22 Wenn einer der Oberen sündigt und unabsichtlich irgendetwas von dem tut, was Jahwe, sein Gott, verboten hat, wird er schuldig.
23 Sobald ihm seine Schuld bewusst wird, muss der Betreffende einen fehlerfreien Ziegenbock als Opfergabe bringen.
24 Er soll seine Hand auf den Kopf des Ziegenbocks stützen und ihn am Platz des Brandopfers vor Jahwe schlachten. Es ist ein Sündopfer.
25 Der Priester streiche dann mit dem Finger etwas von dem Blut an die Hörner des Brandopferaltars und gieße den Rest an dessen Fuß aus.
26 Das ganze Fett aber soll er auf dem Altar in Rauch aufgehen lassen so wie das Fett des Freudenopfers. Auf diese Weise erwirke der Priester ihm Sühne für seine Sünde, und es wird ihm vergeben werden.

... eines einzelnen Israeliten

27 Wenn irgendjemand aus dem Volk unabsichtlich sündigt, indem er etwas von dem tut, was Jahwe verboten hat, wird er schuldig.
28 Sobald ihm seine Schuld bewusst wird, soll er eine fehlerfreie Ziege als Opfergabe für seine Sünde bringen, ein weibliches Tier.
29 Er soll seine Hand fest auf den Kopf des Sündopfers legen und es dort schlachten, wo man das Brandopfer schlachtet.
30 Der Priester streiche dann mit dem Finger etwas von dem Blut an die Hörner des Brandopferaltars und gieße den Rest am Fuß des Altars aus.

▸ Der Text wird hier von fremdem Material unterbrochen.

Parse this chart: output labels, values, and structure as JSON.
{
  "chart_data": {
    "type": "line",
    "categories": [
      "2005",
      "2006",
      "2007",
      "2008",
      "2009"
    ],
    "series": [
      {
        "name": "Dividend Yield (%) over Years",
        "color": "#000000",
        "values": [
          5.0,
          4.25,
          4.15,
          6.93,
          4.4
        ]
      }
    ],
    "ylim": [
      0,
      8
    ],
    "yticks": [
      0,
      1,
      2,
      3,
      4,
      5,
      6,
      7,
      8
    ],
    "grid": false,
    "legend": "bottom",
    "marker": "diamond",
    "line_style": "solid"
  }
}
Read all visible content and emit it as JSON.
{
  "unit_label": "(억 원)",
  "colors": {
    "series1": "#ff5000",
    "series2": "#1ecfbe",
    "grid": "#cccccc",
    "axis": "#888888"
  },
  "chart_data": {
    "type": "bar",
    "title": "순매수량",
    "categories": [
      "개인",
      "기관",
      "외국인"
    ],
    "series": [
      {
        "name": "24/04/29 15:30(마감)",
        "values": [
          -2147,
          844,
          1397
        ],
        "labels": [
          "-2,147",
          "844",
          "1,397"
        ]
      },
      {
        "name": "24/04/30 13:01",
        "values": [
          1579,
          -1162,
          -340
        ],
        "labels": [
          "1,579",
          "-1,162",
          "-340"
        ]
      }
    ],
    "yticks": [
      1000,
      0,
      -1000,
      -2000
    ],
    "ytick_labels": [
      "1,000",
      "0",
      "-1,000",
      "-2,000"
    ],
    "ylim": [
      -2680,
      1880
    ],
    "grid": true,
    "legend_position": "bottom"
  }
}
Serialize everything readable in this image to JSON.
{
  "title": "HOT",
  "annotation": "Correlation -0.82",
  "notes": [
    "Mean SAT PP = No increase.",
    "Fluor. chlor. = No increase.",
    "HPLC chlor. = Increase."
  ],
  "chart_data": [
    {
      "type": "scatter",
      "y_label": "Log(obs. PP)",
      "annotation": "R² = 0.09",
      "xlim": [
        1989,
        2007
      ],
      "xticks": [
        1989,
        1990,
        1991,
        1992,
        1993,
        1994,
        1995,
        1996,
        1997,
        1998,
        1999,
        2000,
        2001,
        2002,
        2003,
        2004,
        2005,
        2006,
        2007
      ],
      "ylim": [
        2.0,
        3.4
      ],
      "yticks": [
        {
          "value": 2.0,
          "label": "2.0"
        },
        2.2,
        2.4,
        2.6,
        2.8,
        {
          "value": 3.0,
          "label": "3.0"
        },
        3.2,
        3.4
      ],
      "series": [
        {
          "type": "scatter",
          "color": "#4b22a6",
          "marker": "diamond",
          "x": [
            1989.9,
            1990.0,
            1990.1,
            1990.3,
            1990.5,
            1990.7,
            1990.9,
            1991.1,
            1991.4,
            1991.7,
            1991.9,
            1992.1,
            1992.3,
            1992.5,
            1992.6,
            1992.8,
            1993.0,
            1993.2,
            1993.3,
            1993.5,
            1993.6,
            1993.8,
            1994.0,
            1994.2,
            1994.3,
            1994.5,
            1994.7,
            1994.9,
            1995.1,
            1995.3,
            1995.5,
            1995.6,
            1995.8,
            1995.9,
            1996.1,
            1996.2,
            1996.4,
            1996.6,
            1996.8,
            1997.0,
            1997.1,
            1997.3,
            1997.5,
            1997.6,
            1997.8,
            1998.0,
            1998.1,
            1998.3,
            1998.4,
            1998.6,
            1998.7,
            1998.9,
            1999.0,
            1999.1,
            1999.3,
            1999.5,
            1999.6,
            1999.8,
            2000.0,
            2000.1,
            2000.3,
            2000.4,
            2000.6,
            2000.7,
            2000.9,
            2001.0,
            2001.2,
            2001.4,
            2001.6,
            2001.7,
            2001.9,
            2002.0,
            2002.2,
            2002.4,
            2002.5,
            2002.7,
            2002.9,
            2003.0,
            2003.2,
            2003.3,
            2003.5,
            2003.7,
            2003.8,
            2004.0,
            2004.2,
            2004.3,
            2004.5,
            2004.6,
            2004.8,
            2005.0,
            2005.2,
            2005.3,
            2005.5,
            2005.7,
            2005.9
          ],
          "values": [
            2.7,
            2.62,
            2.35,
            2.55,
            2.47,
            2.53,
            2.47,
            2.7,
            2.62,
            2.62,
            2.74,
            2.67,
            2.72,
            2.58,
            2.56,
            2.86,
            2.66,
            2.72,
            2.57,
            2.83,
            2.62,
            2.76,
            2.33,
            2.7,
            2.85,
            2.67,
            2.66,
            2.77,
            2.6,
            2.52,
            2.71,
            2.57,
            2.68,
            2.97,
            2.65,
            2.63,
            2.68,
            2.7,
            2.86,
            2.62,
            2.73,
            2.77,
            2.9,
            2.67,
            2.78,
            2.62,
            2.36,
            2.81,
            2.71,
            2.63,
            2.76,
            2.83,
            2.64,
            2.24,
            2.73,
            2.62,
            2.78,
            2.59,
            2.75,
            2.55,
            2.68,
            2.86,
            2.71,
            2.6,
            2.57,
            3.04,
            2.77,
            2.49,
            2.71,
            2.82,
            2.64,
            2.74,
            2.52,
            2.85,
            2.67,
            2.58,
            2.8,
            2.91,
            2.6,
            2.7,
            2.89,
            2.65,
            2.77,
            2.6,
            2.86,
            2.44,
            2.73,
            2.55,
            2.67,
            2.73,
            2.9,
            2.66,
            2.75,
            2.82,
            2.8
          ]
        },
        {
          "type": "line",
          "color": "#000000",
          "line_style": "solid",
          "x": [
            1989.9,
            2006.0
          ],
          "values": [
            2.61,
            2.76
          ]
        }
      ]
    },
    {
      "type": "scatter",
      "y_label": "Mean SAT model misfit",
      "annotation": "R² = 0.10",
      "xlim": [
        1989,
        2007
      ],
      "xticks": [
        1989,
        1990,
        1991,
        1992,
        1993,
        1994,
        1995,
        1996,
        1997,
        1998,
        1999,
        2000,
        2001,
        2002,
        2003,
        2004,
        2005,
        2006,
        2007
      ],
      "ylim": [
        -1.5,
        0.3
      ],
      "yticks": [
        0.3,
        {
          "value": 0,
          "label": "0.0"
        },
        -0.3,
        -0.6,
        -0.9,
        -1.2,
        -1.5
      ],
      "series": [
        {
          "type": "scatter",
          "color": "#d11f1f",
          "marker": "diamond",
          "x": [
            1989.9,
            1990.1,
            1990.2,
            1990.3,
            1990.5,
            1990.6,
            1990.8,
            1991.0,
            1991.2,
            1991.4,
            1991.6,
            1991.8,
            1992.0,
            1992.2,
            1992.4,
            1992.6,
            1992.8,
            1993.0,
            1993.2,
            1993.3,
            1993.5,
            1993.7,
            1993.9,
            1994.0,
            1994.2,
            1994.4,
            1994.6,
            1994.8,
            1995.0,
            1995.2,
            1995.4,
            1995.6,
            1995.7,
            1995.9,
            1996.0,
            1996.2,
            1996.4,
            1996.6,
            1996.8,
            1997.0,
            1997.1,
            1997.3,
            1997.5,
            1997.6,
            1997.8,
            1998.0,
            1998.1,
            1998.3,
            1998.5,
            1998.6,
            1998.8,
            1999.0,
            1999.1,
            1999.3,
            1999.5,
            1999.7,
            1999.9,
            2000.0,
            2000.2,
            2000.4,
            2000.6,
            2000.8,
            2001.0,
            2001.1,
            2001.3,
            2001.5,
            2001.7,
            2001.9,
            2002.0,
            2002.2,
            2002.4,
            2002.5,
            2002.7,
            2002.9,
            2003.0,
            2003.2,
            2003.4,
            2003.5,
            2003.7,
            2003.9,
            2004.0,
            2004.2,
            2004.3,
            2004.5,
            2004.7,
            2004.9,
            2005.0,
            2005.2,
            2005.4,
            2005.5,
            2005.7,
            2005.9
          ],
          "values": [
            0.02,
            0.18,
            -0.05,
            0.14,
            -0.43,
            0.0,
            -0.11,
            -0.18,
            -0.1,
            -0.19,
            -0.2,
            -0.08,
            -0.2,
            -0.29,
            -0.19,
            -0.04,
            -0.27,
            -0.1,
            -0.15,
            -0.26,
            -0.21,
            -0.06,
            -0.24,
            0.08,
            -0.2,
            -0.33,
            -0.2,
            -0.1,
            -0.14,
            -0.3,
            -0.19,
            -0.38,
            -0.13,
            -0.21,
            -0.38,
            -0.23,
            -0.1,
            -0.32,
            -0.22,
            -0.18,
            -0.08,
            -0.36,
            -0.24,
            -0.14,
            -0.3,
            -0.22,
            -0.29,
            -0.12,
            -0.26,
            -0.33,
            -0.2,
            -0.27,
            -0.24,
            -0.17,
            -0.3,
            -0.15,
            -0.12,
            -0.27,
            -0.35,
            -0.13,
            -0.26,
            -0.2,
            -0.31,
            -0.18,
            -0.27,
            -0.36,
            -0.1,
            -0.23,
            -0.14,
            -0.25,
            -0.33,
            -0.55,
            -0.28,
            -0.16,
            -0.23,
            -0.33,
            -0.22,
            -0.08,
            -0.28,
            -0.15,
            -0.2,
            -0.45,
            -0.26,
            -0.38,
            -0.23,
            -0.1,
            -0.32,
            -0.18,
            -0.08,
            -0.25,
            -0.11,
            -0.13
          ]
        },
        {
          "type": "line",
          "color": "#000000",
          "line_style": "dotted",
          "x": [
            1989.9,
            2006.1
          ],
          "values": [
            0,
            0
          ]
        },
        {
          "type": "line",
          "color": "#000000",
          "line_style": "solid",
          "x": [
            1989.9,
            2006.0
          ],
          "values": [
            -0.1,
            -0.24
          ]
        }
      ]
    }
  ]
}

31 Alles Fett soll er abtrennen, wie das auch beim Freudenopfer geschieht. Der Priester lasse es auf dem Altar in Rauch aufgehen als einen Geruch, der Jahwe befriedigt. So erwirke der Priester ihm Sühne, und es wird ihm vergeben werden.
32 Wenn er ein Schaf als Sündopfer bringen will, dann soll es ein fehlerloses weibliches Tier sein.
33 Er soll seine Hand fest auf den Kopf des Sündopfers legen und es am Platz des Brandopfers schlachten.
34 Der Priester streiche dann mit dem Finger etwas von dem Blut an die Hörner des Brandopferaltars und gieße den Rest an dessen Fuß aus.
35 Alles Fett soll er abtrennen, wie das auch beim Freudenopfer geschieht. Der Priester lasse es auf dem Altar, auf dem Feuer Jahwes, in Rauch aufgehen. So erwirke der Priester ihm Sühne für die Sünde, die er begangen hat, und es wird ihm vergeben werden.
1 Es ist der Vorhang vor dem Höchstheiligen, so auch Vers 17.
2 Die Hörner waren Vorsprünge an den vier Ecken des Altars.